La película "The Road" (J. Hillcoat, 2009) comienza en un día del futuro. Ha ocurrido un cataclismo. La tierra se ha quedado en un sopor postapocalíptico, desolada y baldía, Se muere poco a poco. Apenas quedan animales. "Pronto desaparecerán todos los árboles del mundo". Por los caminos van refugiados y bandas peligrosas. Hay incendios en las colinas, gritos trastornados y canibalismo. Preocupa siempre la comida, el frío y los zapatos. Y en las casas vacías cuelgan los cadáveres de muchos que se han suicidado.

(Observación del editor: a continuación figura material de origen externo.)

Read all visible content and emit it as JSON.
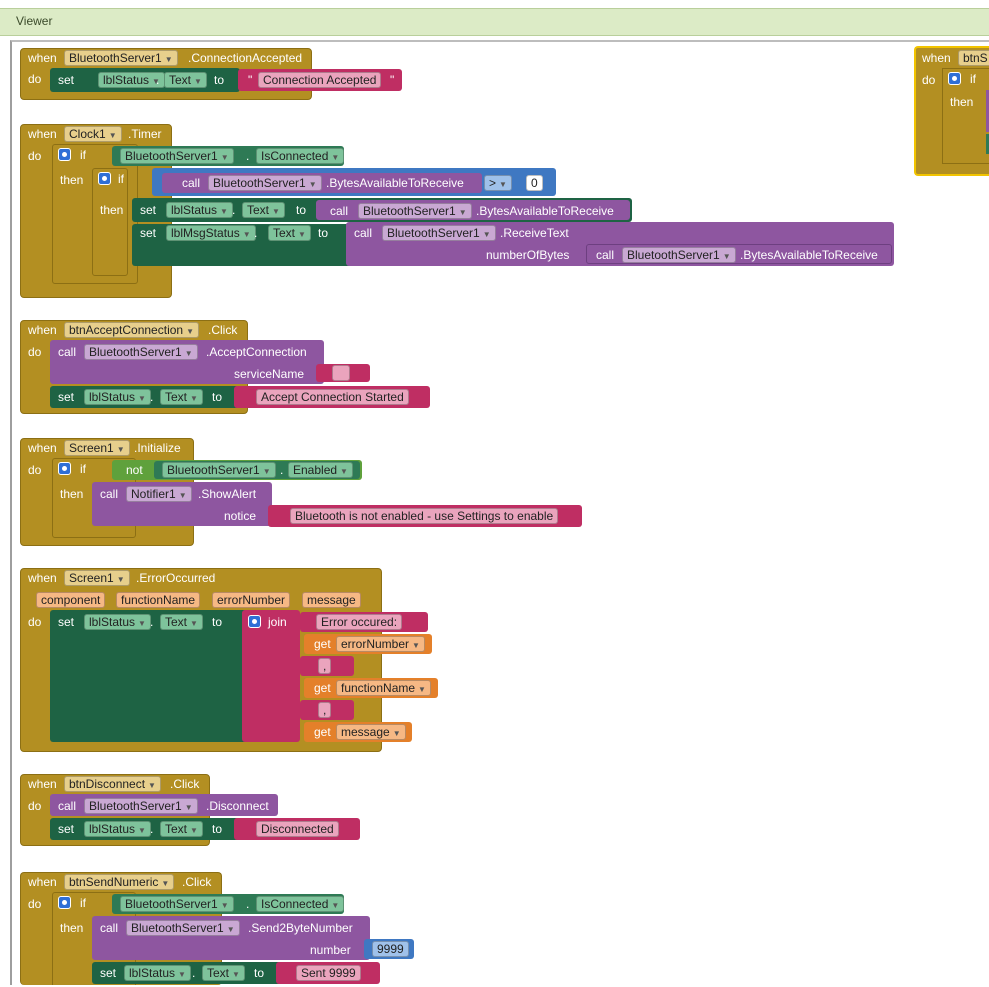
{
  "viewer": {
    "title": "Viewer"
  },
  "kw": {
    "when": "when",
    "do": "do",
    "set": "set",
    "to": "to",
    "call": "call",
    "if": "if",
    "then": "then",
    "not": "not",
    "join": "join",
    "get": "get",
    "dot": "."
  },
  "b1": {
    "component": "BluetoothServer1",
    "event": ".ConnectionAccepted",
    "target": "lblStatus",
    "prop": "Text",
    "text": "Connection Accepted"
  },
  "b2": {
    "component": "Clock1",
    "event": ".Timer",
    "cond_comp": "BluetoothServer1",
    "cond_prop": "IsConnected",
    "inner_call_comp": "BluetoothServer1",
    "inner_call_method": ".BytesAvailableToReceive",
    "op": ">",
    "num": "0",
    "set1_target": "lblStatus",
    "set1_prop": "Text",
    "set1_comp": "BluetoothServer1",
    "set1_method": ".BytesAvailableToReceive",
    "set2_target": "lblMsgStatus",
    "set2_prop": "Text",
    "set2_comp": "BluetoothServer1",
    "set2_method": ".ReceiveText",
    "param": "numberOfBytes",
    "param_comp": "BluetoothServer1",
    "param_method": ".BytesAvailableToReceive"
  },
  "b3": {
    "component": "btnAcceptConnection",
    "event": ".Click",
    "call_comp": "BluetoothServer1",
    "call_method": ".AcceptConnection",
    "param": "serviceName",
    "target": "lblStatus",
    "prop": "Text",
    "text": "Accept Connection Started"
  },
  "b4": {
    "component": "Screen1",
    "event": ".Initialize",
    "cond_comp": "BluetoothServer1",
    "cond_prop": "Enabled",
    "call_comp": "Notifier1",
    "call_method": ".ShowAlert",
    "param": "notice",
    "text": "Bluetooth is not enabled - use Settings to enable"
  },
  "b5": {
    "component": "Screen1",
    "event": ".ErrorOccurred",
    "params": [
      "component",
      "functionName",
      "errorNumber",
      "message"
    ],
    "target": "lblStatus",
    "prop": "Text",
    "str1": "Error occured: ",
    "get1": "errorNumber",
    "str2": ",",
    "get2": "functionName",
    "str3": ",",
    "get3": "message"
  },
  "b6": {
    "component": "btnDisconnect",
    "event": ".Click",
    "call_comp": "BluetoothServer1",
    "call_method": ".Disconnect",
    "target": "lblStatus",
    "prop": "Text",
    "text": "Disconnected"
  },
  "b7": {
    "component": "btnSendNumeric",
    "event": ".Click",
    "cond_comp": "BluetoothServer1",
    "cond_prop": "IsConnected",
    "call_comp": "BluetoothServer1",
    "call_method": ".Send2ByteNumber",
    "param": "number",
    "num": "9999",
    "target": "lblStatus",
    "prop": "Text",
    "text": "Sent 9999"
  },
  "b8": {
    "component": "btnS"
  }
}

Padre e hijo —no sabemos los nombres— caminan por una carretera gris y nublada. Llevan una pistola, donde sólo quedan dos balas. Llueve, truena. De vez, en cuando, un terremoto: «Estoy aquí, aquí contigo, tranquilo —el padre le abraza—: no dejaré que te ocurra nada. Yo te cuidaré».

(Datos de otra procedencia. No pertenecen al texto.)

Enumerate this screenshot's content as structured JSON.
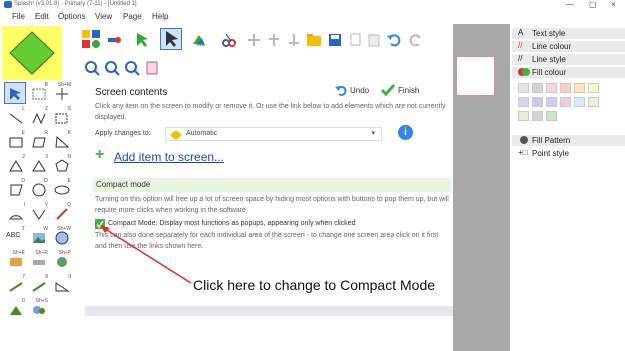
{
  "window": {
    "title": "Splash! (v3.01.8) - Primary (7-11) - [Untitled 1]",
    "minimize": "—",
    "restore": "▢",
    "close": "×"
  },
  "menu": {
    "items": [
      "File",
      "Edit",
      "Options",
      "View",
      "Page",
      "Help"
    ]
  },
  "tools": [
    {
      "key": "B"
    },
    {
      "key": "Sh+M"
    },
    {
      "key": "L"
    },
    {
      "key": "Z"
    },
    {
      "key": "S"
    },
    {
      "key": "E"
    },
    {
      "key": "R"
    },
    {
      "key": "K"
    },
    {
      "key": "2"
    },
    {
      "key": "3"
    },
    {
      "key": "N"
    },
    {
      "key": "D"
    },
    {
      "key": "O"
    },
    {
      "key": "E"
    },
    {
      "key": "I"
    },
    {
      "key": "V"
    },
    {
      "key": "Q"
    },
    {
      "key": "T",
      "label": "ABC"
    },
    {
      "key": "W"
    },
    {
      "key": "Sh+W"
    },
    {
      "key": "Sh+E"
    },
    {
      "key": "Sh+R"
    },
    {
      "key": "Sh+P"
    },
    {
      "key": "7"
    },
    {
      "key": "8"
    },
    {
      "key": "9"
    },
    {
      "key": "0"
    },
    {
      "key": "Sh+S"
    }
  ],
  "dialog": {
    "title": "Screen contents",
    "undo_label": "Undo",
    "finish_label": "Finish",
    "description": "Click any item on the screen to modify or remove it.  Or use the link below to add elements which are not currently displayed.",
    "apply_label": "Apply changes to:",
    "apply_value": "Automatic",
    "add_link": "Add item to screen...",
    "compact_heading": "Compact mode",
    "compact_desc": "Turning on this option will free up a lot of screen space by hiding most options with buttons to pop them up, but will require more clicks when working in the software.",
    "compact_checkbox_label": "Compact Mode: Display most functions as popups, appearing only when clicked",
    "compact_note": "This can also done separately for each individual area of the screen - to change one screen area click on it first and then use the links shown here."
  },
  "annotation": {
    "text": "Click here to change to Compact Mode"
  },
  "style_panel": {
    "items": [
      {
        "label": "Text style",
        "icon": "text-style-icon"
      },
      {
        "label": "Line colour",
        "icon": "line-colour-icon"
      },
      {
        "label": "Line style",
        "icon": "line-style-icon"
      },
      {
        "label": "Fill colour",
        "icon": "fill-colour-icon"
      },
      {
        "label": "Fill Pattern",
        "icon": "fill-pattern-icon"
      },
      {
        "label": "Point style",
        "icon": "point-style-icon"
      }
    ],
    "swatches": [
      "#e6e6e6",
      "#d4d4d4",
      "#ffd6d6",
      "#f7d0c0",
      "#ffe6b8",
      "#fffacd",
      "#d9d4f0",
      "#c8c8f0",
      "#d6c8f0",
      "#f0c8e6",
      "#d4ecff",
      "#dff5d6",
      "#e6f0d4",
      "#d4d4d4",
      "#c8e6c8"
    ]
  }
}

Los interrogantes sobre Dios se plantean siempre que se tocan los grandes temas, porque cada uno nos hacemos una idea de Dios. A veces lo confundimos con otras realidades, o no encontramos el mejor camino para llegar a Él. Como pasa con todas las personas, la madre de esta familia se niega simplemente a "sobrevivir". Aunque toma una opción desesperada y huye hacia la oscuridad, nunca podremos saber qué sucedió en sus últimos momentos. Más adelante el esposo recordará cuando le dijo lo que todo enamorado podría decir: «Si yo fuera Dios, habría hecho el mundo así, exactamente así, y así te tendría». En efecto, Dios no quiere destruir el mundo, sino que somos nosotros los que lo hemos estropeado. Tampoco ha creado el mejor mundo de los posibles (como pretendía Leibniz), sino el que le ha parecido mejor para nosotros, y cuenta con que lo cuidemos y mejoremos.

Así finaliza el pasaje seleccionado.